The scraped data is stored in the data directory, in the current directory. This data directory will contain folders for each year. Each year directory contains two files, found.txt and not-found.txt, storing state on which CELEX numbers have been scraped, and which could not be found respectively.

Handling of non existing documents

When a CELEX number does not exist, the HTTP server will return a 404 not found status. In this case, we mark the document as non existing, and append the number to the not-found.txt file. NOTE: Therefore removing or editing this file makes it possible to re-try non-existing documents for some given year / range. Removing the found.txt will result in having to re-scrape the entire year and is not recommended; if you want to re-scrape a complete year, you should also remove the html directory to save disk space.

Example invocations

  • Scrape all default letters in 2014:
      java -jar scrape.jar scrape 2014
    
  • Scrape only R and M letters for 2014, check all document numbers:
      java -jar scraper.jar scrape 2014 R M
    
  • Scrape only L and D letters for 2014, check a custom range:
      java -jar scraper.jar scrape 2014 L D 20 200
    

Behavior at failure conditions

Two types of failures are attempted are distinguished. Timeouts to fetch the HTML, and any other error raised during the process. The latter are very unlikey to happen.

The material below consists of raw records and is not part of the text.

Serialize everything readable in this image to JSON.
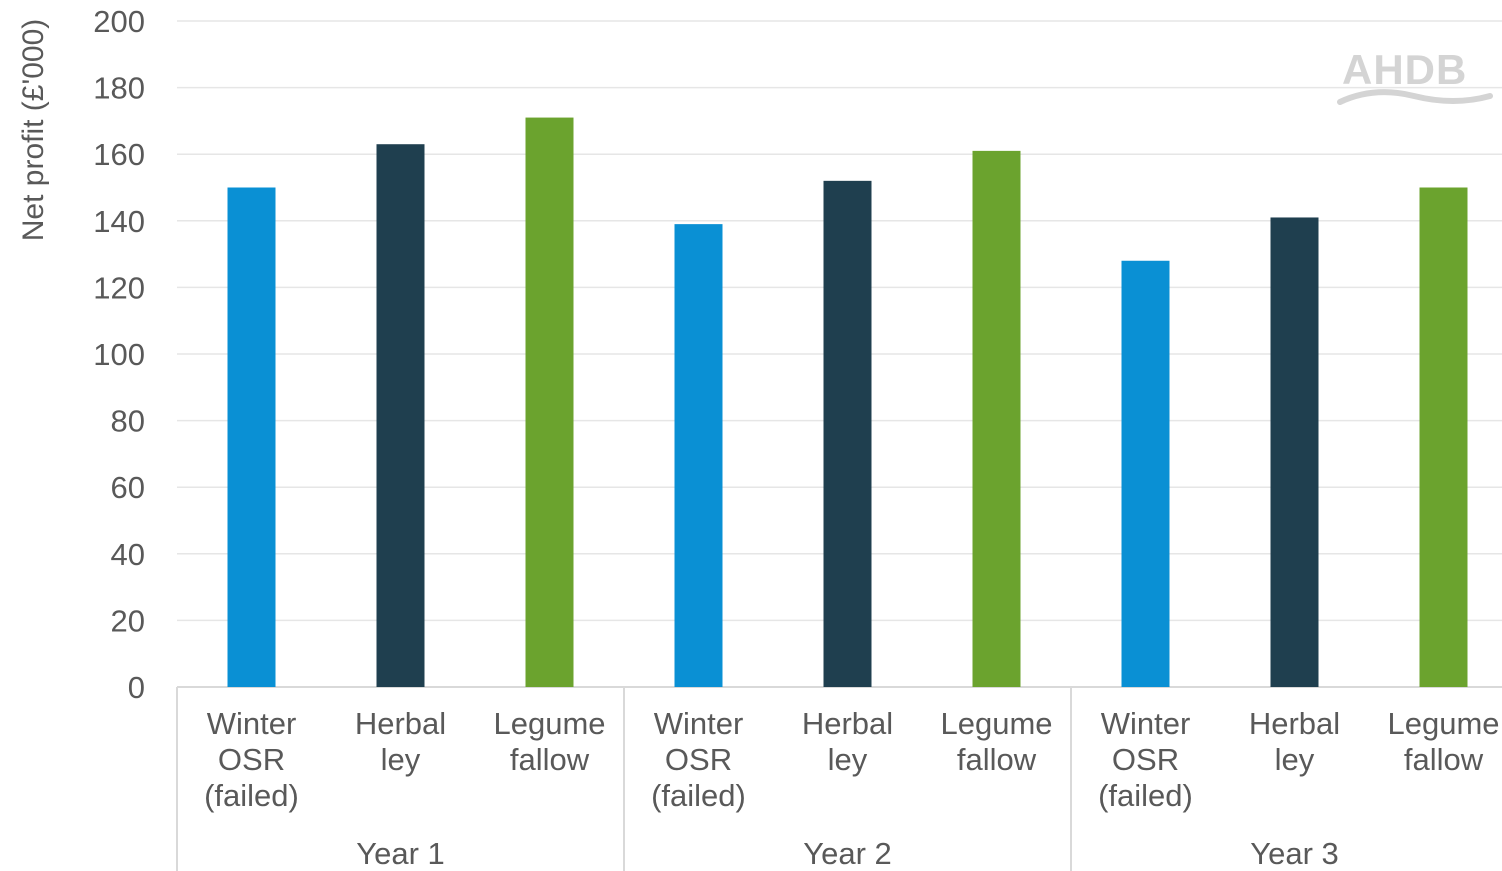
{
  "chart_data": {
    "type": "bar",
    "title": "",
    "ylabel": "Net profit  (£'000)",
    "xlabel": "",
    "ylim": [
      0,
      200
    ],
    "yticks": [
      0,
      20,
      40,
      60,
      80,
      100,
      120,
      140,
      160,
      180,
      200
    ],
    "grid": true,
    "groups": [
      {
        "label": "Year 1",
        "bars": [
          {
            "category": [
              "Winter",
              "OSR",
              "(failed)"
            ],
            "value": 150,
            "color": "#0a90d4"
          },
          {
            "category": [
              "Herbal",
              "ley"
            ],
            "value": 163,
            "color": "#1f3f4f"
          },
          {
            "category": [
              "Legume",
              "fallow"
            ],
            "value": 171,
            "color": "#6ba32e"
          }
        ]
      },
      {
        "label": "Year 2",
        "bars": [
          {
            "category": [
              "Winter",
              "OSR",
              "(failed)"
            ],
            "value": 139,
            "color": "#0a90d4"
          },
          {
            "category": [
              "Herbal",
              "ley"
            ],
            "value": 152,
            "color": "#1f3f4f"
          },
          {
            "category": [
              "Legume",
              "fallow"
            ],
            "value": 161,
            "color": "#6ba32e"
          }
        ]
      },
      {
        "label": "Year 3",
        "bars": [
          {
            "category": [
              "Winter",
              "OSR",
              "(failed)"
            ],
            "value": 128,
            "color": "#0a90d4"
          },
          {
            "category": [
              "Herbal",
              "ley"
            ],
            "value": 141,
            "color": "#1f3f4f"
          },
          {
            "category": [
              "Legume",
              "fallow"
            ],
            "value": 150,
            "color": "#6ba32e"
          }
        ]
      }
    ]
  },
  "logo": {
    "text": "AHDB",
    "color": "#d4d4d4"
  },
  "colors": {
    "gridline": "#e6e6e6",
    "axis": "#d9d9d9",
    "tick_text": "#595959"
  }
}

When a request to fetch a page does not return a result within 60 seconds, it it scheduled to be attempted again after 60 seconds. If any other (not yet-tried) document can be scraped, they are, until the 60 secons have passed. This implies that retries-after-failure have a higher priority than attempting to scrape not-yet attempted documents. The reason for this is that the alternative is to queue all failures to the end of the run, after which you'd have to attempt to scrape, and wait again for some time to retry if they fail again. This easily results in significant longer run time.

Documents that trigger a timeout are attempted at most ten times. Documents that trigger an exception are attempted at maximum three times.

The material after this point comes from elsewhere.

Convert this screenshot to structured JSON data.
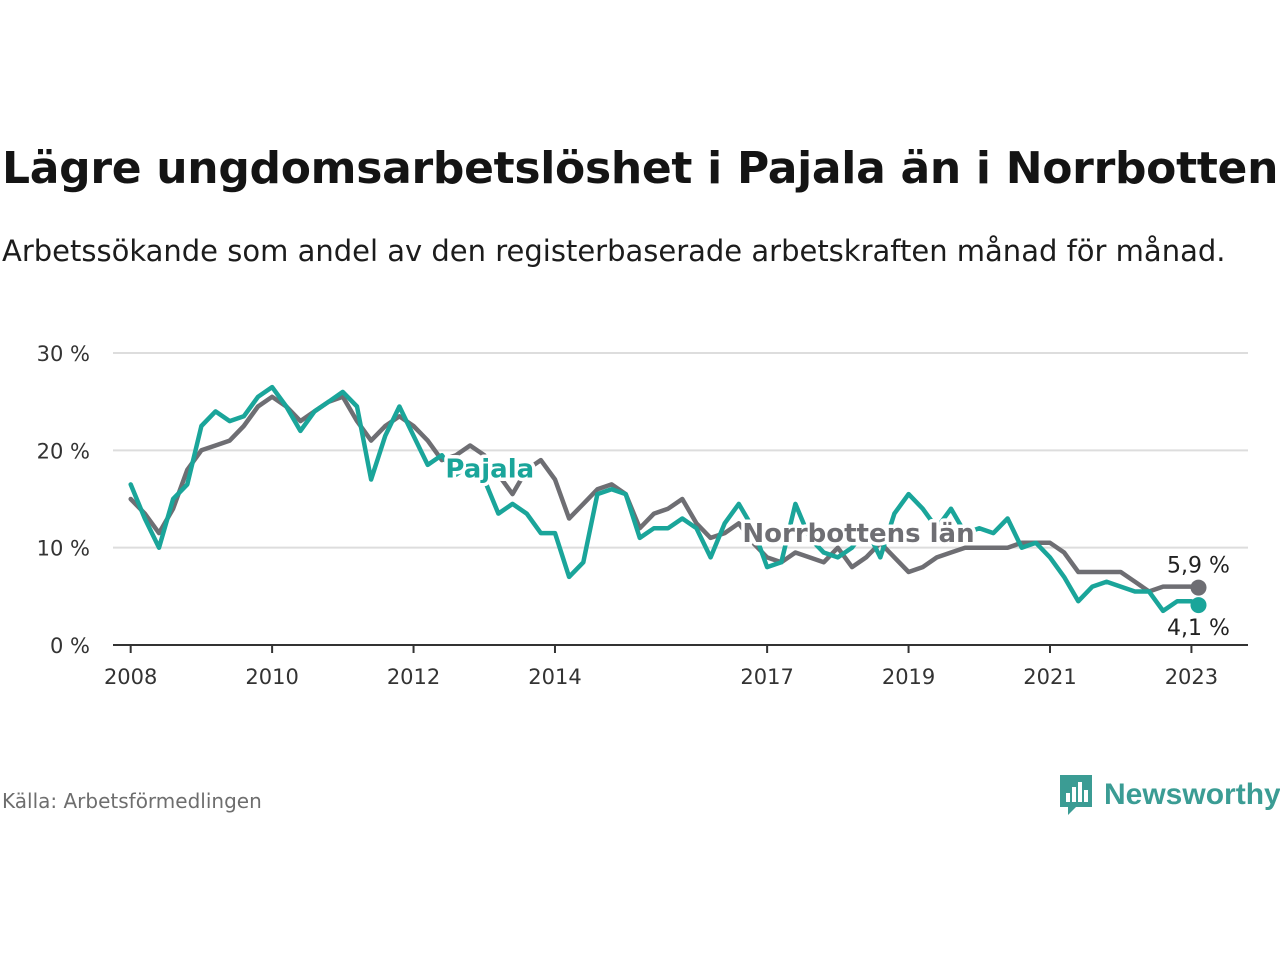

Note: So far, I have not encountered any document that could not be scraped in the end. In the worst case, the program can be run multiple times after each other, since it would rember it's progress. If the processor complains about some document not being scraped, a work around could be to add the CELEX numer to the not-found.txt file.

Processing the scraped data

Processing the scraped data is done with the processor command. It accepts exactly the same filters as the scrape command, except that an output file name must be specified.

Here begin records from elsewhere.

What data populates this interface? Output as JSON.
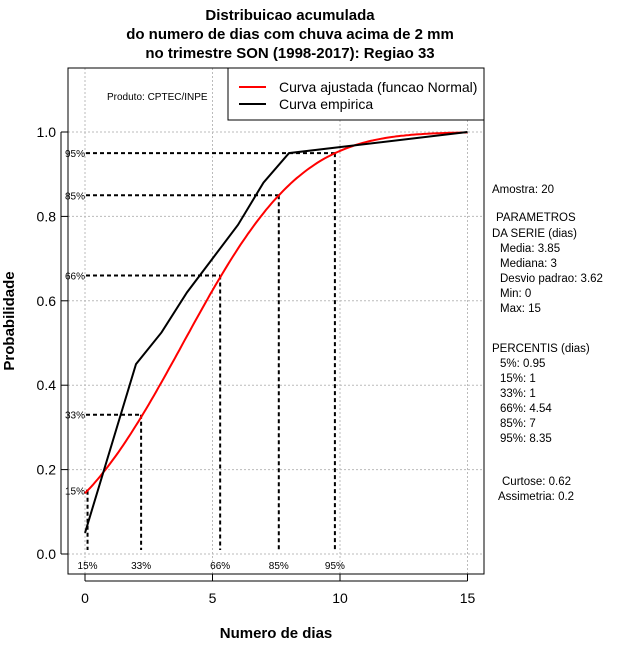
{
  "chart_data": {
    "type": "line",
    "title": [
      "Distribuicao acumulada",
      "do numero de dias com chuva acima de 2 mm",
      "no trimestre SON (1998-2017): Regiao 33"
    ],
    "xlabel": "Numero de dias",
    "ylabel": "Probabilidade",
    "xlim": [
      0,
      15
    ],
    "ylim": [
      0,
      1
    ],
    "xticks": [
      "0",
      "5",
      "10",
      "15"
    ],
    "yticks": [
      "0.0",
      "0.2",
      "0.4",
      "0.6",
      "0.8",
      "1.0"
    ],
    "grid": true,
    "legend_position": "top-right",
    "credit": "Produto: CPTEC/INPE",
    "series": [
      {
        "name": "Curva ajustada (funcao Normal)",
        "color": "#ff0000",
        "distribution": "normal",
        "mean": 3.85,
        "sd": 3.62,
        "x_range": [
          0,
          15
        ]
      },
      {
        "name": "Curva empirica",
        "color": "#000000",
        "x": [
          0,
          2,
          3,
          4,
          5,
          6,
          7,
          8,
          15
        ],
        "y": [
          0.05,
          0.45,
          0.525,
          0.62,
          0.7,
          0.78,
          0.88,
          0.95,
          1.0
        ]
      }
    ],
    "percentile_markers": [
      {
        "label": "15%",
        "p": 0.15,
        "x": 0.1
      },
      {
        "label": "33%",
        "p": 0.33,
        "x": 2.2
      },
      {
        "label": "66%",
        "p": 0.66,
        "x": 5.3
      },
      {
        "label": "85%",
        "p": 0.85,
        "x": 7.6
      },
      {
        "label": "95%",
        "p": 0.95,
        "x": 9.8
      }
    ]
  },
  "stats": {
    "amostra": "Amostra: 20",
    "param_title1": "PARAMETROS",
    "param_title2": "DA SERIE (dias)",
    "media": "Media: 3.85",
    "mediana": "Mediana: 3",
    "desvio": "Desvio padrao: 3.62",
    "min": "Min: 0",
    "max": "Max: 15",
    "perc_title": "PERCENTIS (dias)",
    "p5": "5%: 0.95",
    "p15": "15%: 1",
    "p33": "33%: 1",
    "p66": "66%: 4.54",
    "p85": "85%: 7",
    "p95": "95%: 8.35",
    "curtose": "Curtose: 0.62",
    "assimetria": "Assimetria: 0.2"
  }
}
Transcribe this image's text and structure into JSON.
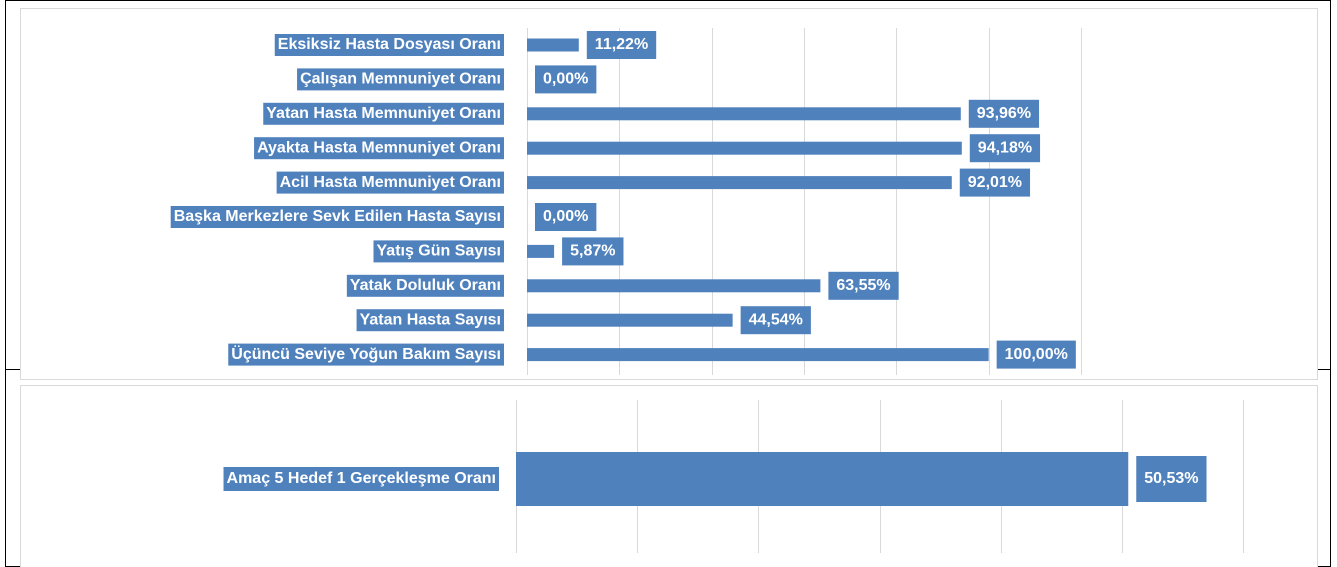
{
  "chart_data": [
    {
      "type": "bar",
      "orientation": "horizontal",
      "categories": [
        "Eksiksiz Hasta Dosyası Oranı",
        "Çalışan Memnuniyet Oranı",
        "Yatan Hasta Memnuniyet Oranı",
        "Ayakta Hasta Memnuniyet Oranı",
        "Acil Hasta Memnuniyet Oranı",
        "Başka Merkezlere Sevk Edilen Hasta Sayısı",
        "Yatış Gün Sayısı",
        "Yatak Doluluk Oranı",
        "Yatan Hasta Sayısı",
        "Üçüncü Seviye Yoğun Bakım Sayısı"
      ],
      "values": [
        11.22,
        0,
        93.96,
        94.18,
        92.01,
        0,
        5.87,
        63.55,
        44.54,
        100
      ],
      "value_labels": [
        "11,22%",
        "0,00%",
        "93,96%",
        "94,18%",
        "92,01%",
        "0,00%",
        "5,87%",
        "63,55%",
        "44,54%",
        "100,00%"
      ],
      "color": "#4f81bd",
      "xlim": [
        0,
        120
      ],
      "xticks": [
        0,
        20,
        40,
        60,
        80,
        100,
        120
      ],
      "grid": true
    },
    {
      "type": "bar",
      "orientation": "horizontal",
      "categories": [
        "Amaç 5 Hedef 1 Gerçekleşme Oranı"
      ],
      "values": [
        50.53
      ],
      "value_labels": [
        "50,53%"
      ],
      "color": "#4f81bd",
      "xlim": [
        0,
        60
      ],
      "xticks": [
        0,
        10,
        20,
        30,
        40,
        50,
        60
      ],
      "grid": true
    }
  ]
}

java -jar scraper.jar process <YEAR> <OPTIONAL OVERRIDE LETTERS> <OPTIONAL START NUMBER AND  END NUMBER> <REQUIRED OUTPUT FILE NAME>

Note that this requires quite some memory, and can cause a out-of-memory crash. This is caused by the conservative amount of memory that a java process can use by default (256mb). This can be solved by providing a JVM option to increase this limit. The following example sets this maximum to 4GB of RAM.

java -Xmx4G -jar scraper.jar process ....

Development

  • Standard (j)ruby practises, bundler, warbler, etc.

Cutting a jar

Done via Makefile. This starts to build a container with a specific version of jruby. Bundler is run in the container, and finally it cuts a jar using warble. When control is returned to the Makefile, it extracts the jar from the build docker container image. (unfortunately, there is no better way than to create a container, then copy the jar, and kill that container).

License

Released under the AGPL-3.0 license.